Although chemotherapies have been highly useful as targeted treatments for cancer, researchers have discovered some new methods to treat cancer and other disorders.
Scientists at the University of Missouri demonstrated that specialized nucleic acid-based nanostructures could be used to target cancer cells while bypassing normal cells.
Using a molecular process that mimics a highly-accelerated form of natural evolution, the team of researchers sought out nucleic acid ligands or aptamers. Because of their three-dimensional structures, aptamers can be trained to bind to certain target molecules with high affinity and selectivity. When the target is a cancer-associated receptor, these aptamers can be used as molecular tools to recognise specifically diseased cells.
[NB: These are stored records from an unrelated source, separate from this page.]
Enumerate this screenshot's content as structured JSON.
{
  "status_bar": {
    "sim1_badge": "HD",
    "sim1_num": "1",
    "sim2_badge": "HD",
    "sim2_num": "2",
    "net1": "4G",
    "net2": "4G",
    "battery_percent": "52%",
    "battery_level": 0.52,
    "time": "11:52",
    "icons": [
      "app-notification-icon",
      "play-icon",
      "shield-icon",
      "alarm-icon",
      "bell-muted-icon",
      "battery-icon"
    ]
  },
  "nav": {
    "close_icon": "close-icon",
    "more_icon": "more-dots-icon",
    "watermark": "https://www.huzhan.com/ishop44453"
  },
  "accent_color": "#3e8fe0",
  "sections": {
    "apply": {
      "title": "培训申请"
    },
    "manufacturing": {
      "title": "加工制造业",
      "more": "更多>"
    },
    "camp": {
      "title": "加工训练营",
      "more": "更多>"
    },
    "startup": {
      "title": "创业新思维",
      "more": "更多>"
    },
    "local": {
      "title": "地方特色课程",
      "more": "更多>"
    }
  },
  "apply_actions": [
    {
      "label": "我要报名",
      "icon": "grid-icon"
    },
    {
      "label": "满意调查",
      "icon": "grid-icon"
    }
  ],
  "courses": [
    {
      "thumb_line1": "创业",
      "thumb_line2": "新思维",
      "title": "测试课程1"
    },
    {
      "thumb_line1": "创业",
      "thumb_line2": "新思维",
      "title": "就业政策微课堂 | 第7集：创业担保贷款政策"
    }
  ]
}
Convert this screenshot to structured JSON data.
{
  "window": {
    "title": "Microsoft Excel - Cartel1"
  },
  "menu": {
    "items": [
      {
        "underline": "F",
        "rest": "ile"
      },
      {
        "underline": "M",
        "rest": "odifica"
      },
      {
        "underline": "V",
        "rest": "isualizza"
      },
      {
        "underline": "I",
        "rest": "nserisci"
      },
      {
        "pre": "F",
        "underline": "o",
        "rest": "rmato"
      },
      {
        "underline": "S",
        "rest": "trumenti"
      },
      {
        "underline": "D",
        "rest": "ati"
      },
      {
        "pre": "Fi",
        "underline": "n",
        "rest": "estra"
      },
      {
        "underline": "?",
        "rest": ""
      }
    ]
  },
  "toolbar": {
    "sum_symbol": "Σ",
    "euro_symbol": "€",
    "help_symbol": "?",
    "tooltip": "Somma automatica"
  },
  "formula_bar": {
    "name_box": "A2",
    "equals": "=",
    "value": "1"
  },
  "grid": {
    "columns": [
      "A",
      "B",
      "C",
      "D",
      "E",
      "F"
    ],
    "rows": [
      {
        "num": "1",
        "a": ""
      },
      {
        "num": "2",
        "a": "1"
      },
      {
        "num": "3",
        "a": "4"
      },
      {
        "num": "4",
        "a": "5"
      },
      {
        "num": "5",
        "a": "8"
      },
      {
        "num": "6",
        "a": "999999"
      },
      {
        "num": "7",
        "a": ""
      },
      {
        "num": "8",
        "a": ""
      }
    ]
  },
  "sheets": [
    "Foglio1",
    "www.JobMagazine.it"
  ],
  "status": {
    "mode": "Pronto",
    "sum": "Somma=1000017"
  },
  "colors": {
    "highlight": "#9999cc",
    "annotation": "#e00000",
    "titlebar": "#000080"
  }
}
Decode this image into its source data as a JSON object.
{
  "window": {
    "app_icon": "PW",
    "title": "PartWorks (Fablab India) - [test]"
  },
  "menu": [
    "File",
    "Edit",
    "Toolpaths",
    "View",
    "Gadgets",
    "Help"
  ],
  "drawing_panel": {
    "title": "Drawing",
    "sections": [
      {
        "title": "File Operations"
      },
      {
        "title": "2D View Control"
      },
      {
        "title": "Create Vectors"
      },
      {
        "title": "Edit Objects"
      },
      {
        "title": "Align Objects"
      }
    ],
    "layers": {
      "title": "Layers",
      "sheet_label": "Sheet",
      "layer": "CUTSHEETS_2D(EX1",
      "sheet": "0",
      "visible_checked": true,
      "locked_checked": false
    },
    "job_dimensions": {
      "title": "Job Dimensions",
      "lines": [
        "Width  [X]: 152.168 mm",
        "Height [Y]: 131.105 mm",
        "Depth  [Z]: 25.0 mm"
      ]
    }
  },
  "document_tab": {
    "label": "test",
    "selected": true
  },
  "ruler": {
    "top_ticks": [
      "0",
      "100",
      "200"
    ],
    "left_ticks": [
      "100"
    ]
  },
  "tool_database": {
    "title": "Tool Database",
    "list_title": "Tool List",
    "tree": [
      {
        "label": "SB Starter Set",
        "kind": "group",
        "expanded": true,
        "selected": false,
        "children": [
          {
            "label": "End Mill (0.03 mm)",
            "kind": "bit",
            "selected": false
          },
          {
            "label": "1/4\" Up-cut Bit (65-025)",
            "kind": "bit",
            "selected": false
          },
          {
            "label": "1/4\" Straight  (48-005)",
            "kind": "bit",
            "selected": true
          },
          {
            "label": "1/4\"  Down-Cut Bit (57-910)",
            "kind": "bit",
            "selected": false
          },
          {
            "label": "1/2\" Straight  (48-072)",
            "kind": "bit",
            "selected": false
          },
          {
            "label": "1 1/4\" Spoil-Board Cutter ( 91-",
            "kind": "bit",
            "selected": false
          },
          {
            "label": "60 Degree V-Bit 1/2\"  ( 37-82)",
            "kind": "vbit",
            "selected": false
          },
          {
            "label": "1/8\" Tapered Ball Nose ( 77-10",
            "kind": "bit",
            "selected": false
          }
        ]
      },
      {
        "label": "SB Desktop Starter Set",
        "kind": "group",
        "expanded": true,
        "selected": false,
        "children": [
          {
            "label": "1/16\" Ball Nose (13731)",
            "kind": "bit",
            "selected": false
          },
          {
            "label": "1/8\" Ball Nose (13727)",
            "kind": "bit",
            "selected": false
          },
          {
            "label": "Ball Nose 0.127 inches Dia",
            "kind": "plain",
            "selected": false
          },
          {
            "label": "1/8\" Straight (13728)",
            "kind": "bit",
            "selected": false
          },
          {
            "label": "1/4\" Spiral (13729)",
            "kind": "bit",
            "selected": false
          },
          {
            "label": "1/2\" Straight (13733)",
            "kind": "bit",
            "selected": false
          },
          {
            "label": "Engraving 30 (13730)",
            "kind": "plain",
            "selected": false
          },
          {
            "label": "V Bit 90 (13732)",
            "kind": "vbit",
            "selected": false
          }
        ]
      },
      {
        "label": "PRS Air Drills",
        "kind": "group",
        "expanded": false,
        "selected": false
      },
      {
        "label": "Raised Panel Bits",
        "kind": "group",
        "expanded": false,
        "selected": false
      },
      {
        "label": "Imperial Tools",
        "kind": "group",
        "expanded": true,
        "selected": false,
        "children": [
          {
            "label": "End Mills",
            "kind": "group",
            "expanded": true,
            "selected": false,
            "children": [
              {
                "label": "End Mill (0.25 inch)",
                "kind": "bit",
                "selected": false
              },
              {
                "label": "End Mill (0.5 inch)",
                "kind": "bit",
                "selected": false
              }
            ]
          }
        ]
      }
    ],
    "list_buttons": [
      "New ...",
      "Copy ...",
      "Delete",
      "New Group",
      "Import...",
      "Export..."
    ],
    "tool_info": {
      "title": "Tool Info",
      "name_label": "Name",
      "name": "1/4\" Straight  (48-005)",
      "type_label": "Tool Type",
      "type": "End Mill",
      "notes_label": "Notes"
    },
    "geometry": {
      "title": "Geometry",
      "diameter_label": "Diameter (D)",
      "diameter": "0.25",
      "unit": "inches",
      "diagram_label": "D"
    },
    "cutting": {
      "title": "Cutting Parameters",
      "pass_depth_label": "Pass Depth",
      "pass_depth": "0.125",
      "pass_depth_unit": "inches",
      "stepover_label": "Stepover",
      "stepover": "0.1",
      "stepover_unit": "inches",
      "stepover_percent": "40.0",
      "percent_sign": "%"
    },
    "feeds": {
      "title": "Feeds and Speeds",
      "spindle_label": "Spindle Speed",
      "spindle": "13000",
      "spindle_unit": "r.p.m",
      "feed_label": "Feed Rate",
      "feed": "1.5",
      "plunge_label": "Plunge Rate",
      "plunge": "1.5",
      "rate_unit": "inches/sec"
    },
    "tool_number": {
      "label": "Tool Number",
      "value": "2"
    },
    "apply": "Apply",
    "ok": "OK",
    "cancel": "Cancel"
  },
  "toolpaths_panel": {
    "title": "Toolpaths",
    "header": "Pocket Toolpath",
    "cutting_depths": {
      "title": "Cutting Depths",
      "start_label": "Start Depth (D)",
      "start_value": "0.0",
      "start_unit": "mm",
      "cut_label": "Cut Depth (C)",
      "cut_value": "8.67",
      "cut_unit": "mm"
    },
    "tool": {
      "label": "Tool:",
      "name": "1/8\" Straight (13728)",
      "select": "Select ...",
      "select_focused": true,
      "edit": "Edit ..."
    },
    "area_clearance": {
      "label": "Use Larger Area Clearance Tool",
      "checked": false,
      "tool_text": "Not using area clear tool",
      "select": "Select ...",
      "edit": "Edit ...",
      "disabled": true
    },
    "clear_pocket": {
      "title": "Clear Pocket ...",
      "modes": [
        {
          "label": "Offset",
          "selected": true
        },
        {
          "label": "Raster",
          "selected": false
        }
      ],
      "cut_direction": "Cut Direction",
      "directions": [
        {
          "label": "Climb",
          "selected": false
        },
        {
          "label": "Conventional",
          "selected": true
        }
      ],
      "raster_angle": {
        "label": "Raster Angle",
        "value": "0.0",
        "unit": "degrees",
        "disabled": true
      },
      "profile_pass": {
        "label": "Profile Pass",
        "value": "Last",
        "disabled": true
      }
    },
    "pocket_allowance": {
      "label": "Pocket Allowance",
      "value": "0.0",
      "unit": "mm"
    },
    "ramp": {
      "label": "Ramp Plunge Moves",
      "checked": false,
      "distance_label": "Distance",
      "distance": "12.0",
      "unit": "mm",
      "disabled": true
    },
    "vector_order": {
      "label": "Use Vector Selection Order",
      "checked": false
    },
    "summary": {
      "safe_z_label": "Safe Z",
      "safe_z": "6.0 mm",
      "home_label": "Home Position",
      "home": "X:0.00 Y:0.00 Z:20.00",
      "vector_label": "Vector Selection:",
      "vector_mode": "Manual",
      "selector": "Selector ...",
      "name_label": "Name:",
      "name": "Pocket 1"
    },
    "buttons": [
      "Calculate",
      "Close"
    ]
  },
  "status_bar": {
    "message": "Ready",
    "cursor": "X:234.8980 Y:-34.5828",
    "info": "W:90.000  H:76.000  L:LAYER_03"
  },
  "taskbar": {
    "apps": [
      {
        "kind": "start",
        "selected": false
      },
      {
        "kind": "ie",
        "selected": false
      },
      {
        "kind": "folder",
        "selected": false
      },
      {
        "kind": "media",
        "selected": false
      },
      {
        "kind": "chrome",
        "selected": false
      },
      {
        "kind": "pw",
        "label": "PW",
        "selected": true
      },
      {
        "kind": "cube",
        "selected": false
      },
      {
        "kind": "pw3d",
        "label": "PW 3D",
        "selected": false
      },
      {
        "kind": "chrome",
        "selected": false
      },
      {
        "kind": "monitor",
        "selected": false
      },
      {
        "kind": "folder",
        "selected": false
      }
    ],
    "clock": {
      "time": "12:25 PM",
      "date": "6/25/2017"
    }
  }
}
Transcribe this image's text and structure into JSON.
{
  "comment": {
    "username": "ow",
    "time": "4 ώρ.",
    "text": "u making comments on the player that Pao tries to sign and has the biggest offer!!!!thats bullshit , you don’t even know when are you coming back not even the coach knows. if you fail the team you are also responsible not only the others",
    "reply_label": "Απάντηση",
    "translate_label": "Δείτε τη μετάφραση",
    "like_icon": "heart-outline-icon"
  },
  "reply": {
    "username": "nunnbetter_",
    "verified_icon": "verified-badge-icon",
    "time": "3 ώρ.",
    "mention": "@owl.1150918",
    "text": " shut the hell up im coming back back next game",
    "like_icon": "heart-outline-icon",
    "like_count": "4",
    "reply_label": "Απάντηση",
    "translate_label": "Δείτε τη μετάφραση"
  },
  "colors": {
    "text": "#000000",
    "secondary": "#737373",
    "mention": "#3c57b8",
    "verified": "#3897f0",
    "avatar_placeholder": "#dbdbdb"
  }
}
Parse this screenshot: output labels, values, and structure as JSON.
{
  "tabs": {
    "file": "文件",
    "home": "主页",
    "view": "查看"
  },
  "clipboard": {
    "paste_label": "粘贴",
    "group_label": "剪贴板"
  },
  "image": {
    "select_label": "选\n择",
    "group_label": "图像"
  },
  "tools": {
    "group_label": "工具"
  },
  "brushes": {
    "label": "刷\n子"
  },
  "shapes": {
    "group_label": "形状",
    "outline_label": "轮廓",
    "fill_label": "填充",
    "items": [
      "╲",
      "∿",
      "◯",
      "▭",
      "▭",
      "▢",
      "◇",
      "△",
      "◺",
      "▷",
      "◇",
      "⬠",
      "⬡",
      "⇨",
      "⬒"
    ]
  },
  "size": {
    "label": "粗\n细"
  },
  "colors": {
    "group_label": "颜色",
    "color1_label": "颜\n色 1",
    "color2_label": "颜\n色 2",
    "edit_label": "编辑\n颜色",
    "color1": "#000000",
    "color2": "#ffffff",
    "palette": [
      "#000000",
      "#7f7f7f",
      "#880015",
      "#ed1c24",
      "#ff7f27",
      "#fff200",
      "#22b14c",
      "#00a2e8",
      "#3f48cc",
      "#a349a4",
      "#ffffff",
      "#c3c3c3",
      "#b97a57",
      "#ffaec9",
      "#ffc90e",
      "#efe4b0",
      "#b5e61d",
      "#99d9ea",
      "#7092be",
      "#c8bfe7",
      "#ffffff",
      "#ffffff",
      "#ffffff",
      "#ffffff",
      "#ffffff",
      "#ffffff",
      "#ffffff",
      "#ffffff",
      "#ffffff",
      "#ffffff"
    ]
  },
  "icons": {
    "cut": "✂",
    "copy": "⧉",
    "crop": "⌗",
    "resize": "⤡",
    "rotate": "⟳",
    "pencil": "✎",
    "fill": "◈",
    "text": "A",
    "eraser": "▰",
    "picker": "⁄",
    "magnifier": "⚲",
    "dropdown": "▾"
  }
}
The team then 'loaded' the aptamers with large, fluorescent RNAs generating nucleic-acid nanostructures. Upon incubation with target cancer and non-target cells, only malignant cells were illuminated by the nanostructure showing that the structures had correctly bonded with their intended targets.
"Next steps for our studies are to prove that these aptamers can be loaded with therapeutic molecules that specifically target and treat cancer cells leaving normal tissues untouched. While aptamers have been proven in the past as tools to deliver small drugs, our method paves the way to deliver even larger and potentially more powerful RNA-based drugs possibly creating that 'magic bullet' that Erhlich described in the last century," said researcher David Porciani.
The findings, which highlighted the power of translational precision medicine, appeared in the Journal of Nature Communications.